Several brands have already announced plans to transition to an all-electric lineup by the end of the decade, including Jaguar (2025), Opel (2028), Ford of Europe (2030), Peugeot (2030), Volvo (2030), Bentley (2030) and others.
However while the world is getting closer to embrace Euro 7 & electrification, we are yet to get rid of the Euro 2 standards. Pakistan just like other fields of technology is lagging far behind in fields of fuel & emissions as Euro 2 standards are still enforced in the country when world has gone way ahead.
In late 2011, the government of Pakistan directed all automobile companies and relevant industries to shift to Euro-2 technology by July 2012, not to mention these standards became obsolete in year 2000 so we are technically more than 22 years behind the world when it comes to enforcing emission standards.
We are deeply troubled with smog & other environmental challenges due to which the government in 2020 decided to shift petrol and diesel from Euro-2 to higher quality Euro-5. The standards for petrol were enforced from the 1st of August 2020, whereas diesel standard were uplifted from January 2021. However local auto industry had sought 2 years to switch over to Euro-5 fuel or discontinue existing models under production in the country that doesn’t meet the said criteria.
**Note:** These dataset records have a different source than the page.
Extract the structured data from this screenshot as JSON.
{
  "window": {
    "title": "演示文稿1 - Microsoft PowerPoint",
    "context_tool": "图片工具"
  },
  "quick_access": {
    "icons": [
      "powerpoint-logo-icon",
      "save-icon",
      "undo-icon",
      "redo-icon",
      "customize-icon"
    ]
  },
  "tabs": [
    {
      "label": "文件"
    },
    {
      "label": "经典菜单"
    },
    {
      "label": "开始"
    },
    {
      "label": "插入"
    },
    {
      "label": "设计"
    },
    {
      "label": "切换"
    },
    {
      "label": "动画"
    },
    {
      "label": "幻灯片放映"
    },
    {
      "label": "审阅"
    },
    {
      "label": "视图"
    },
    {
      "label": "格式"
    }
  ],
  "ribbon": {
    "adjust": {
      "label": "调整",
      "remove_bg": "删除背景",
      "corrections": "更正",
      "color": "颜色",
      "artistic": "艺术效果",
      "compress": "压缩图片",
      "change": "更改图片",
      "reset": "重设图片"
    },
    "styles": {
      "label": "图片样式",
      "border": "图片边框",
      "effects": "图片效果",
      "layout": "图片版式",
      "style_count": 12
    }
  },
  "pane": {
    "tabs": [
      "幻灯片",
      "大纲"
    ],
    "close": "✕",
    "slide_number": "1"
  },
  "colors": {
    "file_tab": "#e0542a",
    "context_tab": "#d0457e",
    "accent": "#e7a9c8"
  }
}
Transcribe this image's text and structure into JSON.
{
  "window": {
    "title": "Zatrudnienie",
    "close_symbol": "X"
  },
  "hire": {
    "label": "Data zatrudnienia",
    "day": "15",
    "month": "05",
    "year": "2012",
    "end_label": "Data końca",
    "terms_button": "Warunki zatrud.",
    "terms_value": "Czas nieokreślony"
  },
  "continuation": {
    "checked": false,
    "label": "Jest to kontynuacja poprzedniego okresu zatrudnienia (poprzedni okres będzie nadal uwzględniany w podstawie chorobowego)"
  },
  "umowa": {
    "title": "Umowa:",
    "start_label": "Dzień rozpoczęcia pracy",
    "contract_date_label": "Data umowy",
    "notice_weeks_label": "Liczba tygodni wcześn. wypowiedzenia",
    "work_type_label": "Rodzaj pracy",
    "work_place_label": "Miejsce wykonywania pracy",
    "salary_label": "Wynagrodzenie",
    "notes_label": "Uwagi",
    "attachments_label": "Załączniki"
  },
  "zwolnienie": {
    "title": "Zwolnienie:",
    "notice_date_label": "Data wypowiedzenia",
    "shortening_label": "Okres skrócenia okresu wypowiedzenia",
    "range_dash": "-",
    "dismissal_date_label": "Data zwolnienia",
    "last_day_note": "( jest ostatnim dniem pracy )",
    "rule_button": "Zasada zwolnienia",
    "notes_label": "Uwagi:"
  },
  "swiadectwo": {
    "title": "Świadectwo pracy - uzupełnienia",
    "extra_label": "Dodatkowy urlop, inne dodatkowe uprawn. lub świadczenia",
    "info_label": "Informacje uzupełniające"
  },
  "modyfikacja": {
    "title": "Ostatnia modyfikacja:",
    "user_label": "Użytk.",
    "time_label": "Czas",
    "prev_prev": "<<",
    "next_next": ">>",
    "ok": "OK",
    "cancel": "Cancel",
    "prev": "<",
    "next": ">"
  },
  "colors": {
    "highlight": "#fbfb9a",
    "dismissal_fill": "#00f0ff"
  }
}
According to one of the top Japanese car assembling companies, Pakistan’s regulatory emission requirements under SRO 72(KE) of May 16, 2009 is equivalent to Euro-2 which provided two-years to automotive industry to change over from Euro Zero to Euro-2.
Interestingly the 2-years condition will conclude in August 2022 and it is yet to be seen whether the government will enforce any sort of restrictions on sale of obsolete Euro-2 standard vehicles (including two-, three- and four-wheelers) in the country or not.